Indigenous people who say they lost their culture and suffered physical and sexual abuse at government-funded day schools are calling for compensation in a Canada-wide lawsuit that has been certified as a class action.

First Nations, Métis and Inuit people who were forced, as children, to attend these schools say they suffered atrocities similar to those who went to residential schools. The Indian Residential Schools Settlement Agreement, the largest class-action settlement in Canadian history, has paid more than a total of $5-billion to residential school survivors.

Various attempts have been made over the years to obtain similar compensation for those who attended the day schools, which Indigenous children who were not part of the residential-school system were legally required to attend starting in 1920.

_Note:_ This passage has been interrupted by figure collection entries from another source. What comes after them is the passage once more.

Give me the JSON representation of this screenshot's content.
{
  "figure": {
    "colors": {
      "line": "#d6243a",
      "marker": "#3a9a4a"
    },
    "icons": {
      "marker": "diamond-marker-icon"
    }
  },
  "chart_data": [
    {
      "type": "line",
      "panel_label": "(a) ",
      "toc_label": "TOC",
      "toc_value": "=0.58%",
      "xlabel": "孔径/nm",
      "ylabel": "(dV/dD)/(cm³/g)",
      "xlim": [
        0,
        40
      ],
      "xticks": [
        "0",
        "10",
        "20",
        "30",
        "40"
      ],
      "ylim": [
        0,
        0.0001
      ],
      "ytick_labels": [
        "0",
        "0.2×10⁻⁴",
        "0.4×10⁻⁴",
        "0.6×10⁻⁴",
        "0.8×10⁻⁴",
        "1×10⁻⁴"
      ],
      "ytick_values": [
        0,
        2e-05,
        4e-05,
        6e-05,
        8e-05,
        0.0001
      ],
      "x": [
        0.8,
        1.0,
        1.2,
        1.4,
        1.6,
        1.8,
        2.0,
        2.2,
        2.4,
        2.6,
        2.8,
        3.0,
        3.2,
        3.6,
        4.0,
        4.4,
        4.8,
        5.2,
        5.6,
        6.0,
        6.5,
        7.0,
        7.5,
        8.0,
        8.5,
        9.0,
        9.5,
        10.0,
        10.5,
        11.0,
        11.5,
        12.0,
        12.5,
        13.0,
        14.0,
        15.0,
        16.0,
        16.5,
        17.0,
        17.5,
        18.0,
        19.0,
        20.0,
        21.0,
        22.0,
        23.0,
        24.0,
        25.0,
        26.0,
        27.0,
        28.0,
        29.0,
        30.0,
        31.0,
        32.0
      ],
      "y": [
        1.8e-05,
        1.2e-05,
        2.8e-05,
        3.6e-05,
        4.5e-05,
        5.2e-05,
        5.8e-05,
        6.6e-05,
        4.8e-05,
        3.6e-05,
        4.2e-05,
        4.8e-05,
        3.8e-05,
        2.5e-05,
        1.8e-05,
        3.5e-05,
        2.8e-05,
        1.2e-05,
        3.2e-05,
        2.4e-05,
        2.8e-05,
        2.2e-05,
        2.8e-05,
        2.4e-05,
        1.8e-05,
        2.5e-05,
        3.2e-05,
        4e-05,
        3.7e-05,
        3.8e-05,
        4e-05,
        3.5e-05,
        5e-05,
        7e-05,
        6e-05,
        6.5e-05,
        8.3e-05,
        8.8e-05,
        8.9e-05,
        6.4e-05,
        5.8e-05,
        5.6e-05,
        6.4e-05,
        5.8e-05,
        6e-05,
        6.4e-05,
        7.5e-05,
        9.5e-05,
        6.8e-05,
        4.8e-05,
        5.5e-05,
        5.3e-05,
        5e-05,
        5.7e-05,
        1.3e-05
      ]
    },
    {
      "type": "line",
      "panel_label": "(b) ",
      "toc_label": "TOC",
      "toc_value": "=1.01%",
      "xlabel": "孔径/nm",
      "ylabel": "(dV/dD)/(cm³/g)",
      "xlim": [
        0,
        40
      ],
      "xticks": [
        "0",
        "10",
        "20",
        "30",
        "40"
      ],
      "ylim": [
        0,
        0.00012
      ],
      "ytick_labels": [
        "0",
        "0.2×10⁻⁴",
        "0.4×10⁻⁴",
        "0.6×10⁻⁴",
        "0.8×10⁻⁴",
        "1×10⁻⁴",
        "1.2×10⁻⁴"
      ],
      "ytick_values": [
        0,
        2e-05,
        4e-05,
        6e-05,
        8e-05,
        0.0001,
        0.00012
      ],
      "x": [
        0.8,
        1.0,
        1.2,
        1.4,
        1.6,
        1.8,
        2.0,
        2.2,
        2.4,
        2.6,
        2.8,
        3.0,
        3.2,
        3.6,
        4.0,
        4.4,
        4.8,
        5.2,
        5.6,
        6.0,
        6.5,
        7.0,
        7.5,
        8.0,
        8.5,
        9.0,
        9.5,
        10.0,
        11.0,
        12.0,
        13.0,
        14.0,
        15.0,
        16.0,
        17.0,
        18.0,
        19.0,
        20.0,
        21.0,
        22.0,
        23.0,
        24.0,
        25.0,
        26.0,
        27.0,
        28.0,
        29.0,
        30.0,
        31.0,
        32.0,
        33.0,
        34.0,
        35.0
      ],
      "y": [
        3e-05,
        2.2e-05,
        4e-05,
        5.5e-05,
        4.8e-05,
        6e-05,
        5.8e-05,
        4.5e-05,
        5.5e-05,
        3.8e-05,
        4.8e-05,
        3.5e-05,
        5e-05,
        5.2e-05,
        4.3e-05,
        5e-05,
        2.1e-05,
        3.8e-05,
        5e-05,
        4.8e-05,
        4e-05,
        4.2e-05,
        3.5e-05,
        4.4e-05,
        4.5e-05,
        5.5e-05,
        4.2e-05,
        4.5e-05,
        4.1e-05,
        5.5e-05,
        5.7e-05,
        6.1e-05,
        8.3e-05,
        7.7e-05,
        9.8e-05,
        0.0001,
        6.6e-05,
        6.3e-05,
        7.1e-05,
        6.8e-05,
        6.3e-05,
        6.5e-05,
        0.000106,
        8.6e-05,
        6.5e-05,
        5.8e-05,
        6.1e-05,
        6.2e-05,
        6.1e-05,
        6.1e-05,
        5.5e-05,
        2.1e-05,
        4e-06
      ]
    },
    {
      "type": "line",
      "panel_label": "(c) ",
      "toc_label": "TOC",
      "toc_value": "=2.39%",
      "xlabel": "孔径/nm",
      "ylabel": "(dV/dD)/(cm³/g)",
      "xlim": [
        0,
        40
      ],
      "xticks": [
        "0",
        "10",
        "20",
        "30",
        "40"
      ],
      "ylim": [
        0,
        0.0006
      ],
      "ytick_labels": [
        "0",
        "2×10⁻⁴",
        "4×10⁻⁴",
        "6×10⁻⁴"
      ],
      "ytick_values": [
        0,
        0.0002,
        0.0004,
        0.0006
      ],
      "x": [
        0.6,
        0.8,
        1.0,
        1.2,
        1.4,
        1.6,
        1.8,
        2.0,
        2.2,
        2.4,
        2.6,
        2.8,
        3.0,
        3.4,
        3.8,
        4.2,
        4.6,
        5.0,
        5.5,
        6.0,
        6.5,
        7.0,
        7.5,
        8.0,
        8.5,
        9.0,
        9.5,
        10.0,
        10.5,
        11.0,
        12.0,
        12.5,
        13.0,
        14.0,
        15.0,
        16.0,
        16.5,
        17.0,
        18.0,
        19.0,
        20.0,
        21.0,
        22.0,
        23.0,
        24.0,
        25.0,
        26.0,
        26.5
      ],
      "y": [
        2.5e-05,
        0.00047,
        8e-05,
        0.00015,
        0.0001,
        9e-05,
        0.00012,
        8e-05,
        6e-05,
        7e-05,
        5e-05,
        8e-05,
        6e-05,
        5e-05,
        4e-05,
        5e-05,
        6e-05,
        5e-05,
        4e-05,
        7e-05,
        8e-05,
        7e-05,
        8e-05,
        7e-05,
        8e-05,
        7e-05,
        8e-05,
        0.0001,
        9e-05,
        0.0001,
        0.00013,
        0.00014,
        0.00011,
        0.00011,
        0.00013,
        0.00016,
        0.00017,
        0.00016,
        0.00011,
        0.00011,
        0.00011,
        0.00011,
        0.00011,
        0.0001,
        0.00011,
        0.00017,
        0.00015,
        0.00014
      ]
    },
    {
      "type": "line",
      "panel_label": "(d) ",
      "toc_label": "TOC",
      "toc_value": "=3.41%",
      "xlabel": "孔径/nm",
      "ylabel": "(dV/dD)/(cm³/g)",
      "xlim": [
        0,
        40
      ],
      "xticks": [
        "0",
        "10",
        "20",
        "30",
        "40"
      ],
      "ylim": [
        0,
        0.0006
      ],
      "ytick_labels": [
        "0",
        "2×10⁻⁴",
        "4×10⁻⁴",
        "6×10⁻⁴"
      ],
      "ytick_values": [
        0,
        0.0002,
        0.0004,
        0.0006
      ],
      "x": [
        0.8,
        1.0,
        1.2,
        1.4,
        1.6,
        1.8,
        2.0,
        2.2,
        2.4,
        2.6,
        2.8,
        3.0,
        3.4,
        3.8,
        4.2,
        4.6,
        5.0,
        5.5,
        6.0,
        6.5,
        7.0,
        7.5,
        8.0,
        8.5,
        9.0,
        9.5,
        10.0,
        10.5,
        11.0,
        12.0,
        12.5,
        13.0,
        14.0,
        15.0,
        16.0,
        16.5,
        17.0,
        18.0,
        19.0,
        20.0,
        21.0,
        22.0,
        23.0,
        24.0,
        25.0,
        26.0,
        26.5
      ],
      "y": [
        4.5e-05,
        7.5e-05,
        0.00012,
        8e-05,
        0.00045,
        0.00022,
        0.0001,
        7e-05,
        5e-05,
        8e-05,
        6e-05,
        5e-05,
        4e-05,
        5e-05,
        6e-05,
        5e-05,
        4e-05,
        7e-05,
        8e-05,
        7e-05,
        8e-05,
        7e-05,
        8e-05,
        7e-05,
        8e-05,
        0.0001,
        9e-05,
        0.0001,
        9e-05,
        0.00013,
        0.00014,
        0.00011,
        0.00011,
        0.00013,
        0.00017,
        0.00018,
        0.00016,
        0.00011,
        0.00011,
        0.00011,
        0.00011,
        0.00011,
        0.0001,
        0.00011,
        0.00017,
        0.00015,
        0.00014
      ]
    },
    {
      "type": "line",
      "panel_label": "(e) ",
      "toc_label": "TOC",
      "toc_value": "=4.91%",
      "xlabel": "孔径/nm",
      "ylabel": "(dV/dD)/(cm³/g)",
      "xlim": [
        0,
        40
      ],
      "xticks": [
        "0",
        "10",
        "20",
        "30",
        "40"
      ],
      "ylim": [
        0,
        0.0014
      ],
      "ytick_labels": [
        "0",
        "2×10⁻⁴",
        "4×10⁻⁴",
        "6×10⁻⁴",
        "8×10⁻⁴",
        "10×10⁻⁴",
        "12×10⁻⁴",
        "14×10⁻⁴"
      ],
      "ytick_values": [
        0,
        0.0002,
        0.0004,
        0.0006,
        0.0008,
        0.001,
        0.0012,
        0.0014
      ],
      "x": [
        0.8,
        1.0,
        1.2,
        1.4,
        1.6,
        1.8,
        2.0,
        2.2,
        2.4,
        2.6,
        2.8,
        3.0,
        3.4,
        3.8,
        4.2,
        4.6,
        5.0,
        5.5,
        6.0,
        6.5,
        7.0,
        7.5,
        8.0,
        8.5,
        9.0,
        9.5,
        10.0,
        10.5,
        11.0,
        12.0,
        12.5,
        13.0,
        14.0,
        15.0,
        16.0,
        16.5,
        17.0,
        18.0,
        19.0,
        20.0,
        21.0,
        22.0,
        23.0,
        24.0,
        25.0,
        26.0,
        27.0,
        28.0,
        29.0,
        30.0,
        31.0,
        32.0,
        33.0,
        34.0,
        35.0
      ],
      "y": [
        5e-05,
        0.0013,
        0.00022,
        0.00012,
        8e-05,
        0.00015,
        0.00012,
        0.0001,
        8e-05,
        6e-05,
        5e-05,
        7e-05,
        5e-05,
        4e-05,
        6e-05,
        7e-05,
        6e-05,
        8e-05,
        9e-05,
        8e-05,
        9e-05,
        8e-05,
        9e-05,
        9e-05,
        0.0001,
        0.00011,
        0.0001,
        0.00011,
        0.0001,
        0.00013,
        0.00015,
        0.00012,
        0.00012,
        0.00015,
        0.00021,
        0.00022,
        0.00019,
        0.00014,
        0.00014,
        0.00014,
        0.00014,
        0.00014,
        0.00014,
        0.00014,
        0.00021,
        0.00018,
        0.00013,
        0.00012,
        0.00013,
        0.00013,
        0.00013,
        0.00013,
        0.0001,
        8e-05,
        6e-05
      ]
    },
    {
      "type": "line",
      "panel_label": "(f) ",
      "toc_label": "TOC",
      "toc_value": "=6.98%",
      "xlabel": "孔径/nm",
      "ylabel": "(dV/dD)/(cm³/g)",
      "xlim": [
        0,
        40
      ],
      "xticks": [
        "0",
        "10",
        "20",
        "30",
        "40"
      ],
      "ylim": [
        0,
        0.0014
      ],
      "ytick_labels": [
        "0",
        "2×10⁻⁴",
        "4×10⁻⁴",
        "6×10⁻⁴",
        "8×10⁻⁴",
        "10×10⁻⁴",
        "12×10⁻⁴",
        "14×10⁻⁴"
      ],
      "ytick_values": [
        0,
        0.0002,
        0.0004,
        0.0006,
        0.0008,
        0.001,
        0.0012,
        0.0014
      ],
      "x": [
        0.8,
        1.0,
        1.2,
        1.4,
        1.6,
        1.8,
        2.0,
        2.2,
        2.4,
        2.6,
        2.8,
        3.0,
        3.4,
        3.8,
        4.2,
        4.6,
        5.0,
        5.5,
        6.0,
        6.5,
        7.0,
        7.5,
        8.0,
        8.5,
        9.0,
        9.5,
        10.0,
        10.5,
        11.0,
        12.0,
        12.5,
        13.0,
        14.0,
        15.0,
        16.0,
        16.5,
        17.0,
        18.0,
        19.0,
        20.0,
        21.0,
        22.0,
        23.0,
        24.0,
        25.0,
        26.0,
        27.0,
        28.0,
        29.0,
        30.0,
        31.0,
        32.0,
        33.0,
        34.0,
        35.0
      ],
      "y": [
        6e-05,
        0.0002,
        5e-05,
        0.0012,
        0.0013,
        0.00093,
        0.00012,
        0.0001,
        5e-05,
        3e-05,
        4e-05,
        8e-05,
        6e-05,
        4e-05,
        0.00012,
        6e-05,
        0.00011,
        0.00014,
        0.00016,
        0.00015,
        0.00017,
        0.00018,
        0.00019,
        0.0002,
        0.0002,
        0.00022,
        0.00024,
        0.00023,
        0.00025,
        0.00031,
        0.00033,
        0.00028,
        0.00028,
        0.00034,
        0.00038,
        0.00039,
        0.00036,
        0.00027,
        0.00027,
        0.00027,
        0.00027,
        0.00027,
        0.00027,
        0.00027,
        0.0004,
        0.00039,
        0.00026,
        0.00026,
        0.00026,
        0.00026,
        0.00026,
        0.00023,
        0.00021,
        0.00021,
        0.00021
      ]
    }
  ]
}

On June 21, Justice Michael Phelan of the Federal Court agreed that a class-action suit filed with the court on behalf of the day-school students could proceed.

The only real distinction between the experiences of residential-school students and those of day-school students is that the day-school students went home at night, says Robert Winogron, of Gowling WLG, the Toronto-based law firm that is working for the plaintiffs.

“They suffered exactly the same kinds of abuses – sexual abuse, physical abuse, psychological abuse, the language and culture deprivation, and denigration,” said Mr. Winogron. “My partner and I and my team have travelled from communities from B.C. to Nova Scotia and the stories are hauntingly similar.”

The lead plaintiff in the case is Garry McLean who was forced to attend the Dog Creek Indian Day School in Manitoba from the age of seven and was strapped or forced to sit in a corner every time he spoke Ojibway, the only language he knew when he arrived.

Mr. McLean also says he was repeatedly sexually assaulted by a nun.

The day schools were funded by the federal or provincial government and, like residential schools, they were run by churches.

A statement of claim filed with the court in late May accuses the federal government of designing the schools to strip students of their Aboriginal culture and identity and to prevent them from being able to pass their spiritual, cultural and linguistic heritage on to future generations. It says the government breached the duty of care that it owed to the Indigenous children and operated the institutions in an atmosphere of brutality and intimidation.

“Aboriginal children were prohibited from speaking their own languages, even to their parents, and were punished for doing so – often severely, including by such practices as beatings or putting a nail or pin through the tongue of the child,” says the statement.

A separate class-action was launched in 2012 on behalf of students who attended residential schools but were able to go home at the end of the day. The day scholars were not compensated under the Indian Residential Schools Settlement Agreement, and the class-action continues to proceed through the court.

The new suit is for those who attended one of the hundreds of Indigenous schools that operated across Canada that had no residential component. It claims unspecified general and punitive damages on behalf of both the people who attended the schools and members of their family who were secondarily affected.

Mr. Winogron says his firm has a database of 14,000 former students of the day schools but there are more than 100,000 people still living who attended one of institutions.

Most of the schools have been transferred to the control of First Nations or to an Indigenous organization.

James Fitz-Morris, a spokesman for Carolyn Bennett, the Minister of Crown-Indigenous Relations, said the government consented to the certification of the class action and has been working to settle the case. “The government of Canada is committed to righting past wrongs, especially those involving Indigenous children, outside of litigation,” Mr. Fitz-Morris said.

Mr. Winogron said his clients are waiting to hear what the government has to say. “If we don’t hear that, of course, we have to get ready for trial in the usual course,” he said. “But, for the sake of everyone who still survives, we are hoping that it can be done sooner rather than later.”